Wednesday July 20th, 2011   •   Posted by Stephanie Freedman at 3:54pm PST   •  

One would like to think that every public policy initiative begins as a good intention. The problem with good intentions when it comes to government subsidies, is there can be unintended and unforeseen results. The Washington Examiner article “Will College Bubble Burst From Public Subsidies” discusses the backlash of government assistance in the higher education process. Michael Barone suggests:

Subsidies create incentives for what economists call rent-seeking behavior. Providers of supposedly beneficial goods or services try to sop up as much of the subsidy money as they can by raising prices. After all, their customers are paying with money supplied by the government.

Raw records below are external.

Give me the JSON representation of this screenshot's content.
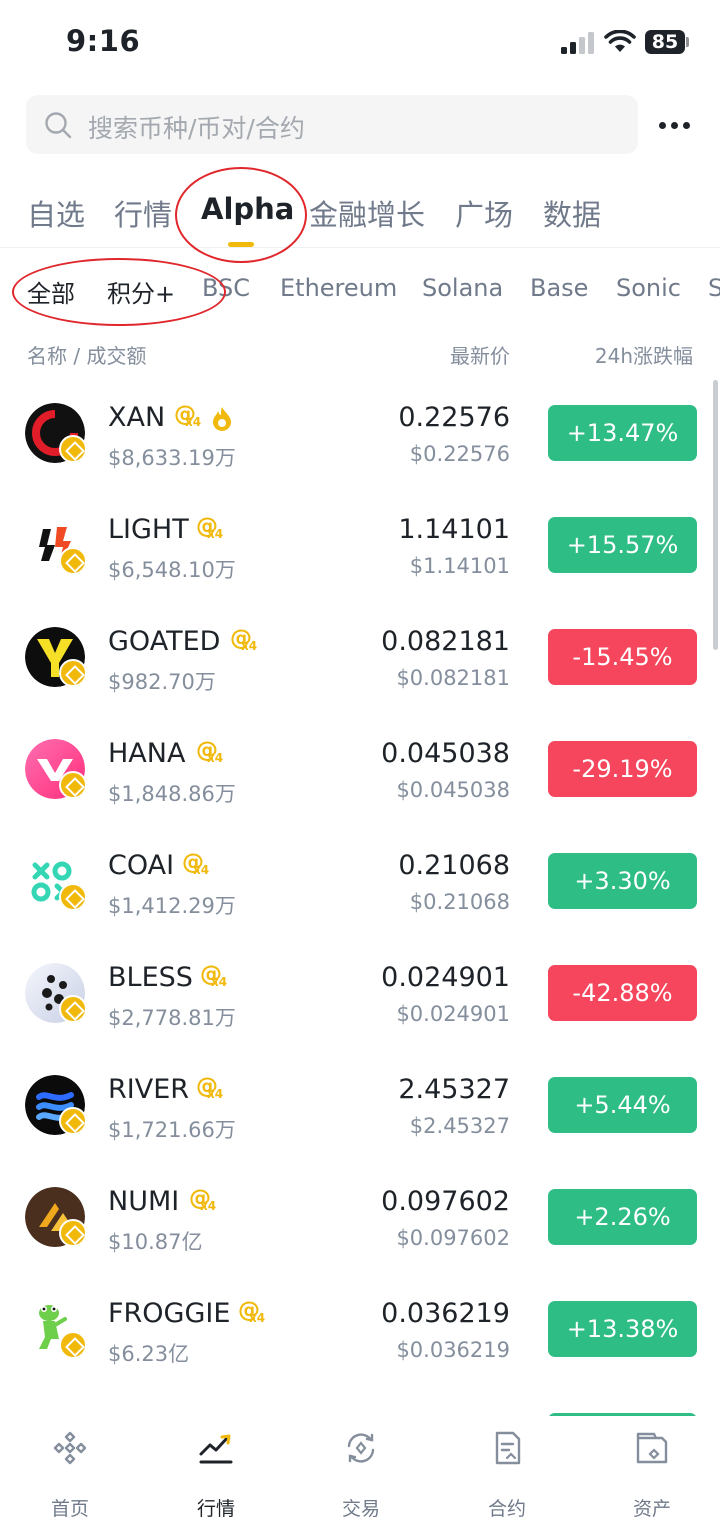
{
  "status": {
    "time": "9:16",
    "battery": "85"
  },
  "search": {
    "placeholder": "搜索币种/币对/合约"
  },
  "main_tabs": [
    {
      "label": "自选"
    },
    {
      "label": "行情"
    },
    {
      "label": "Alpha",
      "active": true
    },
    {
      "label": "金融增长"
    },
    {
      "label": "广场"
    },
    {
      "label": "数据"
    }
  ],
  "sub_tabs": [
    {
      "label": "全部",
      "active": true
    },
    {
      "label": "积分+"
    },
    {
      "label": "BSC"
    },
    {
      "label": "Ethereum"
    },
    {
      "label": "Solana"
    },
    {
      "label": "Base"
    },
    {
      "label": "Sonic"
    },
    {
      "label": "S"
    }
  ],
  "list_header": {
    "name": "名称 / 成交额",
    "price": "最新价",
    "change": "24h涨跌幅"
  },
  "alpha_tag": {
    "symbol": "@",
    "multiplier": "x4"
  },
  "coins": [
    {
      "symbol": "XAN",
      "volume": "$8,633.19万",
      "price": "0.22576",
      "usd": "$0.22576",
      "change": "+13.47%",
      "direction": "up",
      "hot": true,
      "logo_icon": "xan-logo-icon"
    },
    {
      "symbol": "LIGHT",
      "volume": "$6,548.10万",
      "price": "1.14101",
      "usd": "$1.14101",
      "change": "+15.57%",
      "direction": "up",
      "logo_icon": "light-logo-icon"
    },
    {
      "symbol": "GOATED",
      "volume": "$982.70万",
      "price": "0.082181",
      "usd": "$0.082181",
      "change": "-15.45%",
      "direction": "down",
      "logo_icon": "goated-logo-icon"
    },
    {
      "symbol": "HANA",
      "volume": "$1,848.86万",
      "price": "0.045038",
      "usd": "$0.045038",
      "change": "-29.19%",
      "direction": "down",
      "logo_icon": "hana-logo-icon"
    },
    {
      "symbol": "COAI",
      "volume": "$1,412.29万",
      "price": "0.21068",
      "usd": "$0.21068",
      "change": "+3.30%",
      "direction": "up",
      "logo_icon": "coai-logo-icon"
    },
    {
      "symbol": "BLESS",
      "volume": "$2,778.81万",
      "price": "0.024901",
      "usd": "$0.024901",
      "change": "-42.88%",
      "direction": "down",
      "logo_icon": "bless-logo-icon"
    },
    {
      "symbol": "RIVER",
      "volume": "$1,721.66万",
      "price": "2.45327",
      "usd": "$2.45327",
      "change": "+5.44%",
      "direction": "up",
      "logo_icon": "river-logo-icon"
    },
    {
      "symbol": "NUMI",
      "volume": "$10.87亿",
      "price": "0.097602",
      "usd": "$0.097602",
      "change": "+2.26%",
      "direction": "up",
      "logo_icon": "numi-logo-icon"
    },
    {
      "symbol": "FROGGIE",
      "volume": "$6.23亿",
      "price": "0.036219",
      "usd": "$0.036219",
      "change": "+13.38%",
      "direction": "up",
      "logo_icon": "froggie-logo-icon"
    }
  ],
  "bottom_nav": [
    {
      "label": "首页",
      "icon": "home-icon"
    },
    {
      "label": "行情",
      "icon": "markets-icon",
      "active": true
    },
    {
      "label": "交易",
      "icon": "trade-icon"
    },
    {
      "label": "合约",
      "icon": "futures-icon"
    },
    {
      "label": "资产",
      "icon": "wallet-icon"
    }
  ],
  "colors": {
    "accent": "#f0b90b",
    "up": "#2ebd85",
    "down": "#f6465d",
    "annotation": "#e0272c"
  }
}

In the case of the higher education system, it is not a question of importance, it is a concept of misappropriation of funding.

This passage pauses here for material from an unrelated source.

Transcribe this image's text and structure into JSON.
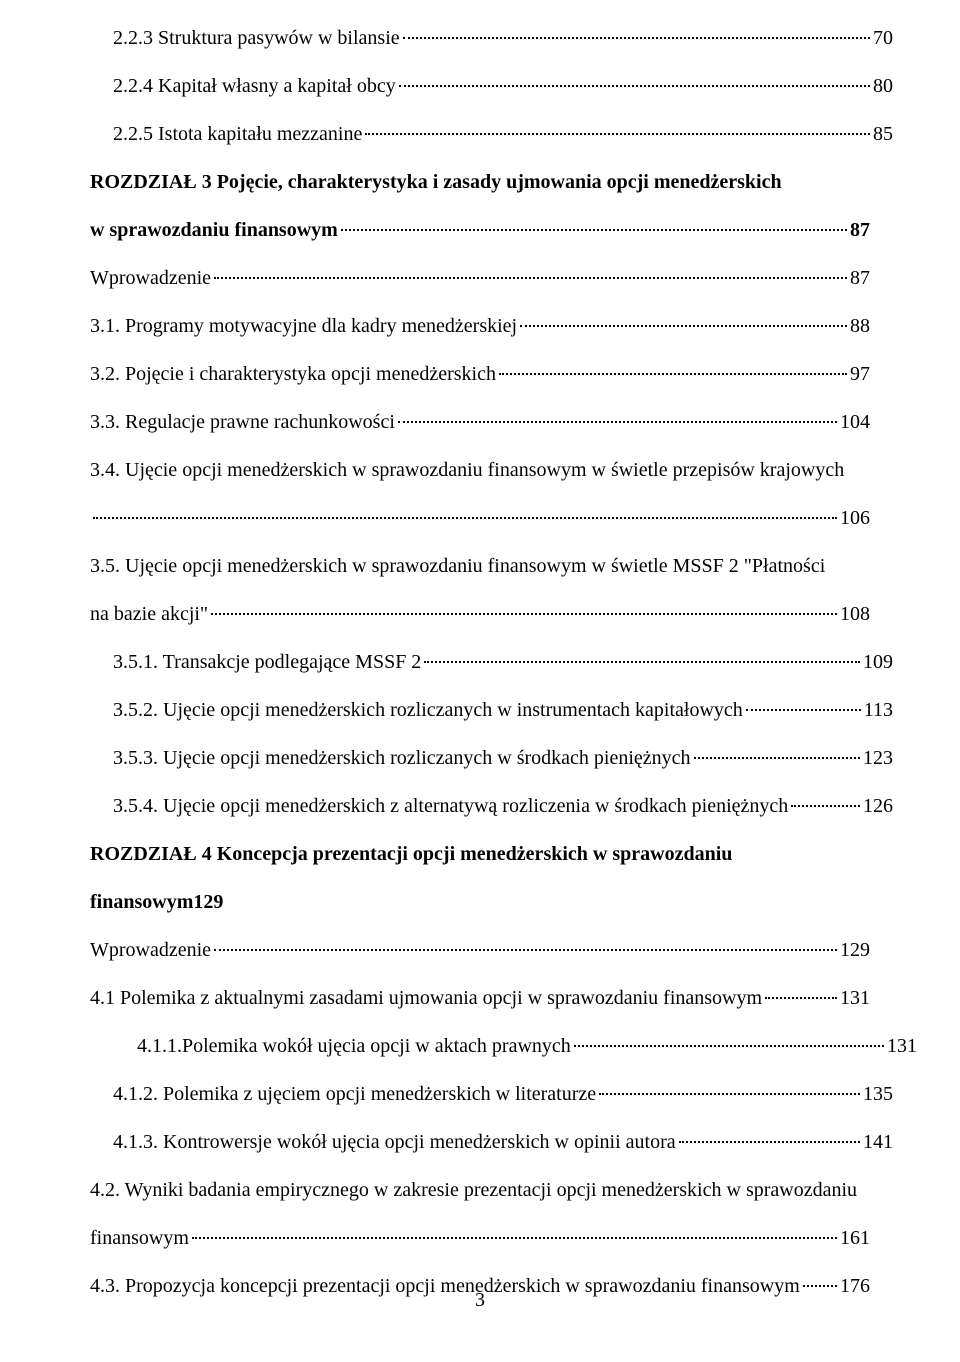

For what have institutions of higher learning accomplished with their vast increases in revenues? The answer in all too many cases is administrative bloat... These people get paid to “liaise” and “facilitate” and produce reports on diversity. How that benefits Cal State students or California taxpayers is unclear.

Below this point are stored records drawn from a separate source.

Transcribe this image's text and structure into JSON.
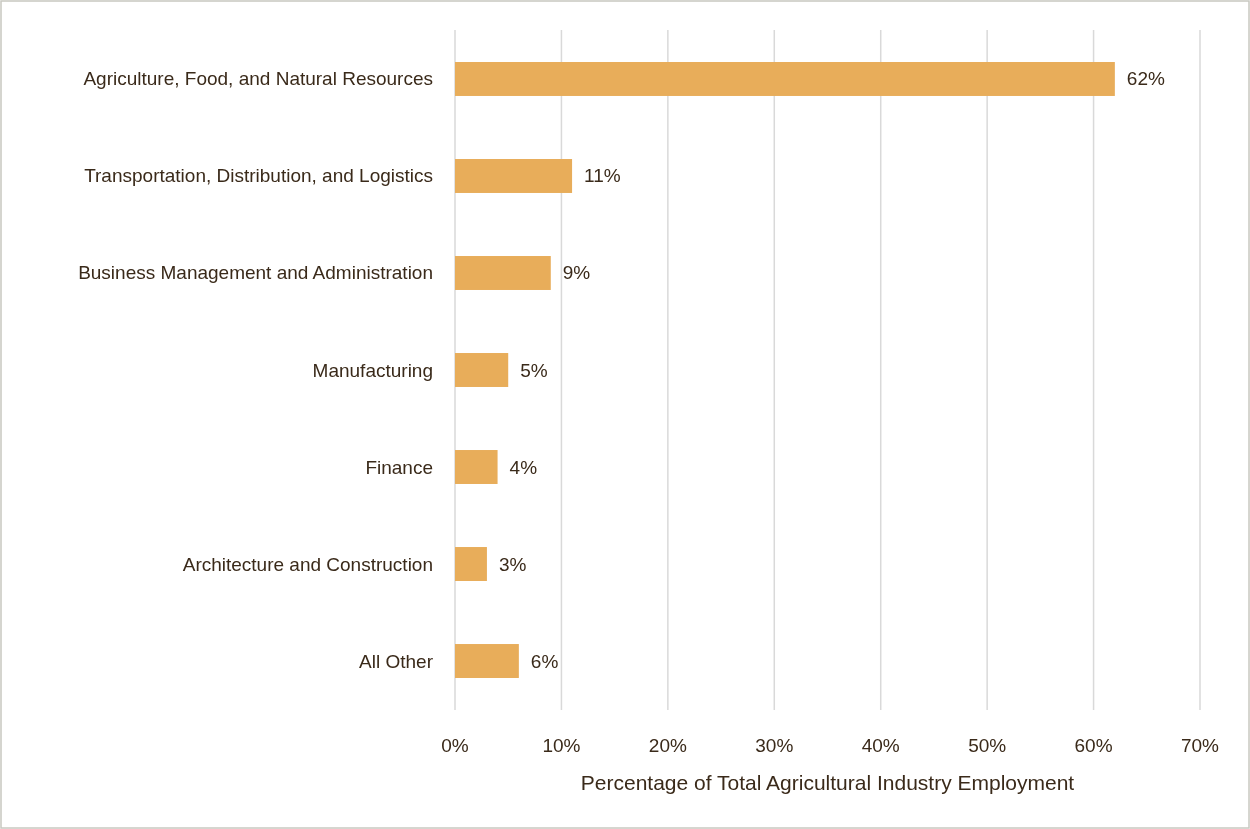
{
  "chart_data": {
    "type": "bar",
    "orientation": "horizontal",
    "xlabel": "Percentage of Total Agricultural Industry Employment",
    "categories": [
      "Agriculture, Food, and Natural Resources",
      "Transportation, Distribution, and Logistics",
      "Business Management and Administration",
      "Manufacturing",
      "Finance",
      "Architecture and Construction",
      "All Other"
    ],
    "values": [
      62,
      11,
      9,
      5,
      4,
      3,
      6
    ],
    "value_labels": [
      "62%",
      "11%",
      "9%",
      "5%",
      "4%",
      "3%",
      "6%"
    ],
    "color": "#e8ad5a",
    "xlim": [
      0,
      70
    ],
    "xticks": [
      {
        "value": 0,
        "label": "0%"
      },
      {
        "value": 10,
        "label": "10%"
      },
      {
        "value": 20,
        "label": "20%"
      },
      {
        "value": 30,
        "label": "30%"
      },
      {
        "value": 40,
        "label": "40%"
      },
      {
        "value": 50,
        "label": "50%"
      },
      {
        "value": 60,
        "label": "60%"
      },
      {
        "value": 70,
        "label": "70%"
      }
    ],
    "grid": "x"
  }
}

The question is: are these subsidies helping or hurting? The article reads:

Politicians of both parties have called for giving everybody a chance to go to college, just as they called for giving everybody a chance to buy a home. So government has been subsidizing higher education with low-interest college loans, Pell Grants and cheap tuitions at state colleges and universities.The predictable result is that higher-education costs have risen much faster than inflation, much faster than personal incomes, much faster than the economy over the past 40 years. Moreover, you can’t get out of paying off those college loans, even by going through bankruptcy. At least with a home mortgage you can walk away and let the bank foreclose and not owe any more money.

Senior Fellow Richard Vedder is quoted:

As economist Richard Vedder points out, 45% of those who enter four-year colleges don’t get a degree within six years. Based on the low achievement level of most high school grads, many of them shouldn’t have bothered in the first place.

Just because an intention may originate from a positive place this in no way insinuates the results will be positive as well. Thus the double edge sword of a government subsidy.